Но что мог он ей рассказать! Как еще на полдороге, где-то под Сухиничами, в чистом поле поливали их "мессера" разрывными, и командиры первыми кинулись врассыпную, а за ними следом хлынуло никем не управляемое и необученное воинство первого призыва? Или о том, как изо всех не потерял головы только один ее муж и скомандовал рассыпаться, стягиваясь постепенно к ближнему лесу? Или еще о том, как тот, уходя последним, все осматривался, чтобы никто не отстал, и как сбрил его в последнем своем заходе "мессер" уже на самой опушке?
Федор и схоронил его сам с сычевскими корешами, и вроде бы даже могилу запомнил, но столько всякого куролесило потом по Смоленщине да и его самого пометало, поломало в этой четырехлетней передряге, что и думать было нечего разыскать ее - эту скорую могилу.

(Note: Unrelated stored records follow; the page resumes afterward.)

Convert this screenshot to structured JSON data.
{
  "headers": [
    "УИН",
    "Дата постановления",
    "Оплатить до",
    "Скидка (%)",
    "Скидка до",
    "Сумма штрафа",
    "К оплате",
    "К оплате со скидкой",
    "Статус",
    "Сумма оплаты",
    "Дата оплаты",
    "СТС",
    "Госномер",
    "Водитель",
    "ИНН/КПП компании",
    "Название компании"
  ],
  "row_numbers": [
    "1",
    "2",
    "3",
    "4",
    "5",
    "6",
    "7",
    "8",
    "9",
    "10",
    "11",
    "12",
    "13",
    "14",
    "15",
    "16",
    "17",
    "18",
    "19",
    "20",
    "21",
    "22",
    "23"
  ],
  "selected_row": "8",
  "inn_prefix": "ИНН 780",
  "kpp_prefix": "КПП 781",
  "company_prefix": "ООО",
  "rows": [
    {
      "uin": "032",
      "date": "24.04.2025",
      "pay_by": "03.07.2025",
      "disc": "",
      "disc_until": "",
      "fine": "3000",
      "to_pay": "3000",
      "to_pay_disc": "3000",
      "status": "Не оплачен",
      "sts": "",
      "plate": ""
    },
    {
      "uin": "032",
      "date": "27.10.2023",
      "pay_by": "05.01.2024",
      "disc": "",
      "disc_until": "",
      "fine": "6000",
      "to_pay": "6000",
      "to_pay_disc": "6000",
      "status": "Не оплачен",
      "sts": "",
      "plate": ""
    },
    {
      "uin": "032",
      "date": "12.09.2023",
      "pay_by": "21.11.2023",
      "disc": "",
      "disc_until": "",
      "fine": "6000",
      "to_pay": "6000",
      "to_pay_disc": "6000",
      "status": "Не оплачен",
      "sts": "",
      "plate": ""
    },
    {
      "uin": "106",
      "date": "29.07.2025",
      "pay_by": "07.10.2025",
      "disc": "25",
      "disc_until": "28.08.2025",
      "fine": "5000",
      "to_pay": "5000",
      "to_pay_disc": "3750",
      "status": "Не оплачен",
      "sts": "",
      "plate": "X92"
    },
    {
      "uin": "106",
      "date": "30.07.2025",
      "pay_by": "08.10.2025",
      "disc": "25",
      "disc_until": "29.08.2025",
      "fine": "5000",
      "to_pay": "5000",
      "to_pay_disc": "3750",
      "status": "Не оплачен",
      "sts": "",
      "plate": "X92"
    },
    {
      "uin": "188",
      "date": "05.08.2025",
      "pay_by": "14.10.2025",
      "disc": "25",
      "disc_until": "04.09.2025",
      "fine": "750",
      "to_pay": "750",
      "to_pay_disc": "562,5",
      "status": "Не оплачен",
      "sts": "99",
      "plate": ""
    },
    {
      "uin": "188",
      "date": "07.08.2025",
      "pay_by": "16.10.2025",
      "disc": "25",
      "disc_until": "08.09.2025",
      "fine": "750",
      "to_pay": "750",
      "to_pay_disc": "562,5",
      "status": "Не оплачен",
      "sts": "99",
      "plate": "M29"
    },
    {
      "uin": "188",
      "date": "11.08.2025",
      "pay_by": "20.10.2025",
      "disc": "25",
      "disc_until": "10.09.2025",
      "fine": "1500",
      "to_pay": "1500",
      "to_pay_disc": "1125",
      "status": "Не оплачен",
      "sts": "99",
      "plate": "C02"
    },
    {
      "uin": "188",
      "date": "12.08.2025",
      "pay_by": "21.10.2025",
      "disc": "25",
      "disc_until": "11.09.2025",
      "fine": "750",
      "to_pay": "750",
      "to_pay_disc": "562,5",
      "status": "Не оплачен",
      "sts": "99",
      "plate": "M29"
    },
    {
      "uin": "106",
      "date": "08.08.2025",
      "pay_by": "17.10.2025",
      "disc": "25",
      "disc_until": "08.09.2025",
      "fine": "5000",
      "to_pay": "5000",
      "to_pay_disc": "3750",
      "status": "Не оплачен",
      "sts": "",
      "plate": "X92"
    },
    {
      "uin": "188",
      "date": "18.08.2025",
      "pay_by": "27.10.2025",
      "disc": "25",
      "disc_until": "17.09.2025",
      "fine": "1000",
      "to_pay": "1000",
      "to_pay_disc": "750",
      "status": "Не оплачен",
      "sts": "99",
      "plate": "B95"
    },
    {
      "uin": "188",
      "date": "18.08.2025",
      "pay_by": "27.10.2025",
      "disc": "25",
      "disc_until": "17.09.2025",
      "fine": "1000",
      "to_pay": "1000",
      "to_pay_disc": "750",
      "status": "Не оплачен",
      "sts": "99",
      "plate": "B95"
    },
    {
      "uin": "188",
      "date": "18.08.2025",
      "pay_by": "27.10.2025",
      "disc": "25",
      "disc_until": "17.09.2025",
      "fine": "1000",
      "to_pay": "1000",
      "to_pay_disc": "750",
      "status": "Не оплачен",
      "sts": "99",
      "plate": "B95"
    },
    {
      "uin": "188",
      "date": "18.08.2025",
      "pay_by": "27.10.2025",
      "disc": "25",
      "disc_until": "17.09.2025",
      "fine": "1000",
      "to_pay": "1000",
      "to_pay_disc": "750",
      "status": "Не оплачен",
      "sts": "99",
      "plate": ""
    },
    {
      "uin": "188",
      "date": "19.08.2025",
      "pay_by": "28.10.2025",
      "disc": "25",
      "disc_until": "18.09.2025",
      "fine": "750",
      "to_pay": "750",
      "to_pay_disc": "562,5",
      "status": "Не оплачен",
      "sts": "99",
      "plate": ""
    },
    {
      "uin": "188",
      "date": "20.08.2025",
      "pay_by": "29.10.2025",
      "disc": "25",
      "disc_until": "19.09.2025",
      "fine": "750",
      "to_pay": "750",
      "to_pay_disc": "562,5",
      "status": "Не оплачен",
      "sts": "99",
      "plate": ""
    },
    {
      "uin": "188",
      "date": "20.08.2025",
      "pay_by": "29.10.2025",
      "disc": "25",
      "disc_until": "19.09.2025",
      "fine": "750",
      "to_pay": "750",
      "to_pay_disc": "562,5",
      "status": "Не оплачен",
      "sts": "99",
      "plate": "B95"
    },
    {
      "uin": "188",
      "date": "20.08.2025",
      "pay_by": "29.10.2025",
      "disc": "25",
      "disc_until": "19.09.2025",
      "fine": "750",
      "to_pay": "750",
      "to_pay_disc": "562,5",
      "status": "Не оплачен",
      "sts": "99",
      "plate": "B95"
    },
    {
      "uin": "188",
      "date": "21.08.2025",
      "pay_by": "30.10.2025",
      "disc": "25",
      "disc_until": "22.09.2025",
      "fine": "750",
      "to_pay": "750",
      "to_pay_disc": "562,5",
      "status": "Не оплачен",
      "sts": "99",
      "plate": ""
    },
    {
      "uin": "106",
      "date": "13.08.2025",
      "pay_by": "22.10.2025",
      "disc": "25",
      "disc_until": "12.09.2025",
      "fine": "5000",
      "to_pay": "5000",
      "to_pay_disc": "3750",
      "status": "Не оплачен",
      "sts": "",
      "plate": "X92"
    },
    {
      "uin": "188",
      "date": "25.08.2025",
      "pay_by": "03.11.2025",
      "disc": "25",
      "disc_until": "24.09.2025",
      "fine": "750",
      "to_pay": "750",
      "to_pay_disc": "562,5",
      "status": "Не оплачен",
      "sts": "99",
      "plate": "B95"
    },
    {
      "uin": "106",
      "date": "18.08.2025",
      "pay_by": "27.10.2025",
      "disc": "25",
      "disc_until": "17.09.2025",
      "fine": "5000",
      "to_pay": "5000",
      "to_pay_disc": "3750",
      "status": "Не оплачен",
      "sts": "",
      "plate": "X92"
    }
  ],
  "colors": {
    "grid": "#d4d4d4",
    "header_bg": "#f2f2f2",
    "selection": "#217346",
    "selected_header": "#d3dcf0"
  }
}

Нет, Федор не смог бы, не посмел бы ей о том рассказать. Вместо этого он только молвил:
- Из таких хлопотных люди вырастают, Федось Савельна. - И сразу же заспешил, заторопился, боясь, что все-таки не выдержит, проговорится ненароком. - Двину-ка я, Федось Савельна, а то неровен час без меня уедут.
Та что-то поняла, что-то почувствовала: погасла вся, опала, и из блеклых глаз ее медленно изошел последний свет:
- Жалко, конечно... И чаю толком не попили... Но уж раз такое дело... Дорога дальняя...
Поднимаясь, он не выдержал, сунул в зазор стула свернутую вчетверо сотенную, а встав, придвинул его вплотную к столу:
- Прощевайте, Федось Савельна, не поминайте лихом.
Она ответила почти беззвучно:
- Что вы, что вы!..
С этим он и вышел. Москва ослепительно растекалась в капели и солнце. Прыгающими нотными значками воробьи выклевывали свою нехитрую музыку из спутанной сетки оживающих тополей. Кошки коварно жмурились на свету, в предвкушении легкой добычи. Ребятишки самозабвенно гомонили на тротуарах, кто в "классики", кто - в "расшибалку". Мир плыл в солнечном дыму все так же к своим неведомым берегам. Жизнь продолжалась.
Легкая горечь от встречи с Федосьей Самсоновой еще саднила в Федоре, но в свои двадцать пять он видел столько смертей, да и сам не раз был от нее на такой паутинный волосок, что давняя гибель Алексея Михайловича, которого с тех пор душевно уважал, не могла все же пересилить в нем острого чувства сопричастности со всем, что сейчас буйствовало вокруг него.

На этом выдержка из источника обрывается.